Ranitomeya variabilis , R. reticulata , R. uakarii , Allobates zaparo , Ameerega bilinguis and A. parvula co-occur with R. ventrimaculata .

Vocalizations. The call of this species consists of a rapid buzz, notes 0.32 – 0.38 sec in length, repeated at approximately 124 notes per minute. Interestingly, in both R. ventrimaculata and its sister species R. reticulata , pulse rates are remarkably high compared to other members in their species group. Within a note, we found that individual ‘pulses’ are actually composed of triplets or quadruplets, a character that was not found in other members of the reticulata species group. This difference may be related to the quality of the recording (being able to detect such fine note structure in high quality recordings) rather than physiological differences in call production between species.

Distribution. This species occurs in Amazonian rainforests of Colombia (Amazonas Department), Ecuador (Provinces: Napo, Orellana, Pastaza, Sucumbíos) and Peru (Loreto Department), Fig. 21 View FIGURE 21 .

Conservation status.
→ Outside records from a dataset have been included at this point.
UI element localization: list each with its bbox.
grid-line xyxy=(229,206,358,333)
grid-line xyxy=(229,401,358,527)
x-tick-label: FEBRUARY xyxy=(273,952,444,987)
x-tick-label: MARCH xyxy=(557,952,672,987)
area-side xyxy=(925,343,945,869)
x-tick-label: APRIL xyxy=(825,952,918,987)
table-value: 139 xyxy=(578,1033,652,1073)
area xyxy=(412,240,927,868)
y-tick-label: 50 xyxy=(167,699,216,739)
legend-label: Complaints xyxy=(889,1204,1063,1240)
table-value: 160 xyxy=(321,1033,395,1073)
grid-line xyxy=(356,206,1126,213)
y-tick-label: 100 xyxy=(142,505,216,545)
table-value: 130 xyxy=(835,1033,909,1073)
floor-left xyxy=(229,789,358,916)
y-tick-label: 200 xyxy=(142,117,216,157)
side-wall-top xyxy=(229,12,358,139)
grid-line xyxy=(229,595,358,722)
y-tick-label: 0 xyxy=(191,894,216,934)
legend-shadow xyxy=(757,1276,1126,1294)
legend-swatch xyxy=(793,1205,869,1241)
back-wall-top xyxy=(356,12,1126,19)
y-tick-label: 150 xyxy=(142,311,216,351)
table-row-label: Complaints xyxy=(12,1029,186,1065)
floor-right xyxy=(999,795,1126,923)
Following the IUCN Red List categories and criteria ( IUCN 2010), we tentatively suggest listing this species as Least Concern (LC).

Taxonomic remarks. Over the past decade, mostly unpublished discussion has questioned the legitimacy of this species. Some have suggested that R. ventrimaculata is a morph of R. reticulata with the retention of juvenile coloration (paedomorphy; Roberts et al. 2006a). We remain skeptical of classifying these species as distinct because the potential distributions of both R. reticulata and R. ventrimaculata overlap considerably, something that is rare among closely related species. Further, in some areas it is impossible to distinguish them from each other, e.g., an individual from Kapawi, Ecuador is genetically classified as R. ventrimaculata , however is identical in coloration and pattern to some populations R. reticulata (possessing broad-bright red dorsal stripes versus thin-pinkish dorsal stripes observed in all other R. ventrimaculata ). However, because our phylogenetic results support two reciprocally monophyletic clades ( Fig. 3b View FIGURE 3 ) that are mostly consistent with the morphological differences ascribed to each species, we suggest they remain distinct until more data are available.